No al maíz transgénico
La
Jornada Internacional
contra Monsanto, convocada por
diversas organizaciones civiles y ambientalistas, logró sumar ayer
multitudinarias muestras de
apoyo en cientos de ciudades de más de 50 países de todo el mundo: Estados Unidos, Argentina, México, Japón,
Sudáfrica, Alemania y
Australia, entre muchas otras
naciones.
Es
significativo que esta movilización social masiva, internacional y prácticamente simultánea no haya estado dirigida
en esta ocasión en contra
de algún Estado u organismo
financiero, sino contra una entidad particular que detenta, por
añadidura, una posición hegemónica en el ámbito de la producción alimentaria y la biotecnología –particularmente en el desarrollo
y comercialización de maíz transgénico–, y cuyo enorme poder y alcance la coloca en una posición amenazante
para la alimentación de las poblaciones y para la biodiversidad.
En
el caso concreto de nuestro país, el correlato de este rechazo es la solicitud
de permisos, formulada por las empresas
Monsanto y DuPont-Pioneer al gobierno mexicano, para producir maíz transgénico
a gran escala, con fines comerciales y sin restricciones,
con el supuesto objetivo de
contener las crecientes importaciones del grano en el país.
Tal
solicitud es improcedente. Como ha sido documentado por distintas publicaciones científicas en el mundo, ese tipo de cultivos
constituye un factor de riesgo
para la salud de las poblaciones y para la biodiversidad, en la medida que su
consumo está relacionado causalmente con afecciones diversas a los órganos vitales, en tanto que su
producción está vinculada con la contaminación
irreversible de especies autóctonas
en distintos entornos.
Los
ejemplos abundan: el año pasado un estudio
elaborado por investigadores de la Universidad de Caen, Francia, documentó la aparición de tumores cancerígenos en ratas alimentadas con una variedad de maíz transgénico producido por Monsanto. Tres años antes, el International Journal of Biological Sciences
publicó un artículo académico en que se demostraba que tres variedades de maíz genéticamente modificado, producidas por la trasnacional alimentaria estadunidense, pueden ocasionar daños a los riñones, el hígado y el corazón.
La
falta de pruebas suficientes sobre la inocuidad de cultivos alimentarios de ese tipo debería ser suficiente para que las autoridades
impidieran su producción irrestricta y a gran escala.
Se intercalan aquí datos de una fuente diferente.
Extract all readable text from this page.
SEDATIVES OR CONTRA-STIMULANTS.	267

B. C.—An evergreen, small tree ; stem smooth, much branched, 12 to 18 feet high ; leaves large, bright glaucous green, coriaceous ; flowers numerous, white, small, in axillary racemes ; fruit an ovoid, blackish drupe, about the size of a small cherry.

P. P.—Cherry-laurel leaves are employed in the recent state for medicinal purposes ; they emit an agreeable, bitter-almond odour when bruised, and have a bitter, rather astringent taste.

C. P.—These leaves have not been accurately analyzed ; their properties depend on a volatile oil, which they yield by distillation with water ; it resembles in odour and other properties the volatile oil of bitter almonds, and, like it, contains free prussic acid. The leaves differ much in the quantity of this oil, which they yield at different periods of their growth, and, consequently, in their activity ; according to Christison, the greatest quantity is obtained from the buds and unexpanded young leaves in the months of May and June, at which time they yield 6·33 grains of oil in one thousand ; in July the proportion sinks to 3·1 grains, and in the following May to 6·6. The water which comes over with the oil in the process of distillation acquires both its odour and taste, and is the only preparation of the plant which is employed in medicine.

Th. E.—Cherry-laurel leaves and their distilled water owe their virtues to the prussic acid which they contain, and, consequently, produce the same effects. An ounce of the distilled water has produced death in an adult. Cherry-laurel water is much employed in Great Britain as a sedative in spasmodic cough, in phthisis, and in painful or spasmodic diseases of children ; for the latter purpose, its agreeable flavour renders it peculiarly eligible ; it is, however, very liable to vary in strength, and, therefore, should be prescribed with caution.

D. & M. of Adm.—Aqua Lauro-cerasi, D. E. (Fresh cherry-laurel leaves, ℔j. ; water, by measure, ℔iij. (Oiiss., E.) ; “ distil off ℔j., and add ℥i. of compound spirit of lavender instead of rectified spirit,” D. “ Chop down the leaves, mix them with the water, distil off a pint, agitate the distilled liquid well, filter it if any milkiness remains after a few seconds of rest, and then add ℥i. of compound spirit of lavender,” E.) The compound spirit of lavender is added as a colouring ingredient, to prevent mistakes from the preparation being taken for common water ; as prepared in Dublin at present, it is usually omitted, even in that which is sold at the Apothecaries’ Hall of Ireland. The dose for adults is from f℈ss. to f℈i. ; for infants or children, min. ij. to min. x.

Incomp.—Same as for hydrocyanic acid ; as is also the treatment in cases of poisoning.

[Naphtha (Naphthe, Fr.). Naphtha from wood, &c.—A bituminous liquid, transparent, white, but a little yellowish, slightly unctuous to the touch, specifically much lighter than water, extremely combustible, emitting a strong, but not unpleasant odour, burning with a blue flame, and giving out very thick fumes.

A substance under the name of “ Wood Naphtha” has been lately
Pero
hay también consideraciones
económicas de peso, como el
hecho de que la libre comercialización de granos genéticamente modificados, lejos de ser una solución a la creciente dependencia alimentaria, asesta un golpe adicional a los productores tradicionales, de por sí castigados
ante el aumento de las importaciones de ese y otros alimentos básicos en general; colocaría la producción en manos de un puñado de empresas –tres de las cuales,
Monsanto, Syngenta y DuPont-Pioneer, controlan más de 90 por ciento del mercado– y agudizaría, por esa vía,
la pérdida de autosuficiencia
del país en el campo de la alimentación.
Si
es verdad que el combate al hambre es una
de las prioridades del
actual gobierno federal, el punto
de partida obligado sería el reconocimiento de las autoridades nacionales, a la relación entre dicho flagelo y el modelo de política alimentaria que ha sido impuesto al conjunto de la población, el cual se basa en una apertura indiscriminada
de los mercados y ahora, también, en la conversión del derecho a la alimentación en negocio privado de unas cuantas compañías.
La
corrección de la problemática
requiere, pues, del diseño y aplicación de medidas orientadas a garantizar la autosuficiencia alimentaria, empezando por mantener o ampliar las restricciones
a los cultivos transgénicos;
revertir el escandaloso incremento en las importaciones de alimentos, y reorientar los apoyos gubernamentales a pequeños productores agrícolas.